La vengeance du puissant contre le petit journaliste...

mercredi 21 mai 2014 par Arimi Choubadé

Un citoyen privé de liberté juste pour le plaisir d’un autre. En plein 21ème siècle, au Bénin du renouveau démocratique, la loi permet à un juge d’embastiller un journaliste pour faire plaisir à un plaignant. Mon confrère François Yovo est donc en prison en guise de satisfaction personnelle pour le Directeur général de la SONAPRA et non parce qu’il serait en conflit avec la société. Il paraît que cela permettrait de laver l’honneur du requérant. Ainsi, le fait que quelqu’un soit emprisonné serait un honneur pour un autre. Yovo fait donc la prison pour Idrissou Bako. Pourquoi ne pas installer carrément un cachot devant le domicile de notre respectable DG afin qu’il puisse contempler chaque matin son prisonnier. De quoi apaiser sa colère, lui donner l’impression d’avoir recouvré son honneur bafoué et lui faciliter le sommeil et la digestion aux repas. Voilà toute l’abjection d’une disposition juridique totalement anachronique, inique et en toute contradiction avec toute la philosophie sur les droits et libertés.

Yovo n’est ni un criminel ni un empoisonneur de chef d’Etat encore moins un auteur de coup d’Etat ; pourtant il doit passer plusieurs mois derrière les barreaux au nom de la responsabilité du journaliste. Il ne s’agit, néanmoins, que d’un article de presse, et rien d’autre. Il n’était question ni d’injures publiques ni d’incitation à la haine ni d’apologie de crimes encore moins d’appel au meurtre, au soulèvement ou à la sédition. Personne n’a pu démontrer en quoi le texte incriminé aurait pu déboucher sur un drame ou un crime justifiant que quelqu’un aille derrière les barreaux. Il est en prison pour avoir établi incidemment une corrélation entre la cherté d’une paire de chaussure du DG/SONAPRA avec les difficultés de la filière coton. J’espère que le fait de rappeler cela ne servirait pas au juge à m’envoyer, moi aussi, tenir compagnie à mon confrère durant les trois prochains mois. Heureusement que la négation de la diffamation ne fait pas encore partie de l’arsenal juridique de la répression des délits de presse au Bénin.
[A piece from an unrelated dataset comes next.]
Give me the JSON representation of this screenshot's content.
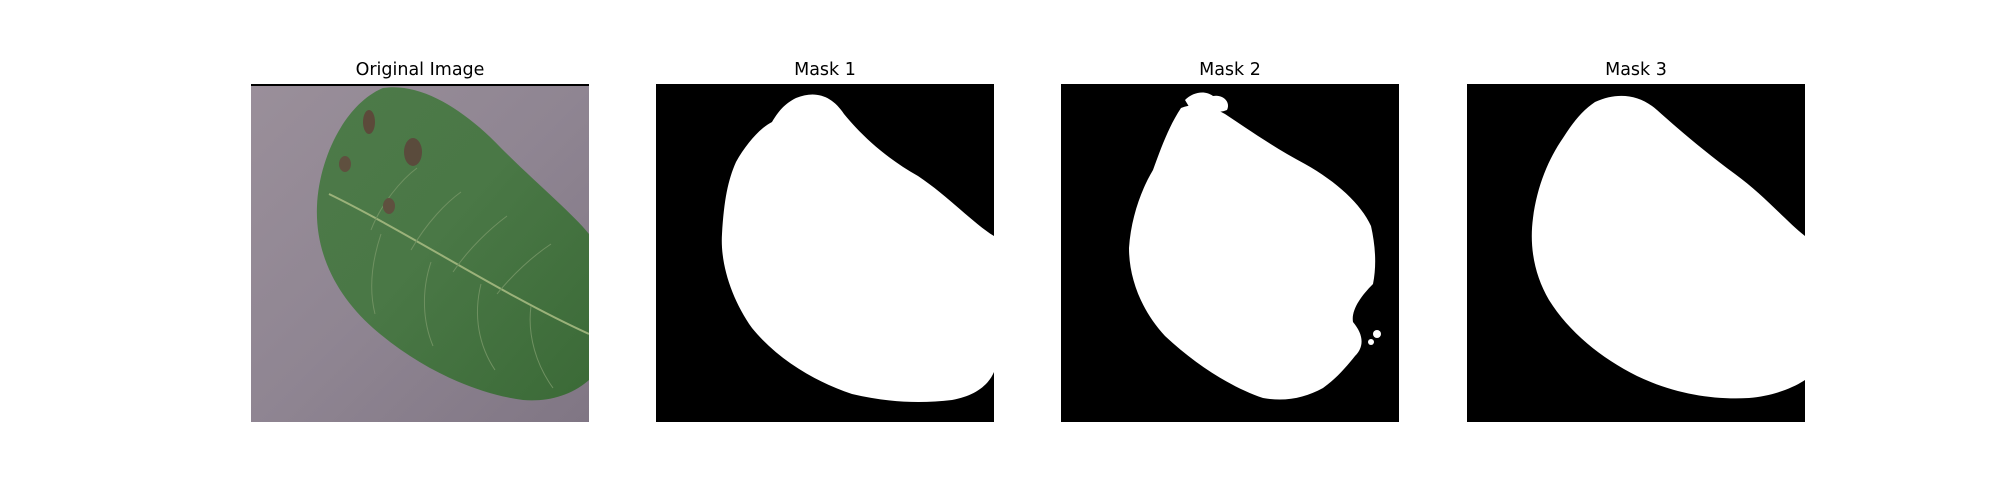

De la fameuse responsabilité du journaliste. La seule profession au Bénin à qui l’erreur n’est pas permise. Des cadres peuvent tripatouiller des concours dans la fonction publique ; un DG en fonction peut se faire accuser publiquement par le chef de l’Etat de tentative de majoration d’un marché de gré à gré de 14 milliards ; des élèves peuvent servir d’objets sexuels à des enseignants au vu et au su de tout le monde ; des hommes en uniforme peuvent multiplier les bavures meurtrières pour ne pas dire des exécutions extra-judiciaires ; les rançonnements des usagers de la route peuvent atteindre des proportions industrielles... Ces déviances d’une gravité incontestable n’entraîne aucune responsabilité pouvant valoir la prison à quelqu’un. La responsabilité n’existe finalement que pour les écrivaillons. Eux seuls peuvent faire la prison sur volonté du plaignant. Pendant que d’autres en conflit carrément avec la morale et l’équité sociale bénéficient d’une totale impunité.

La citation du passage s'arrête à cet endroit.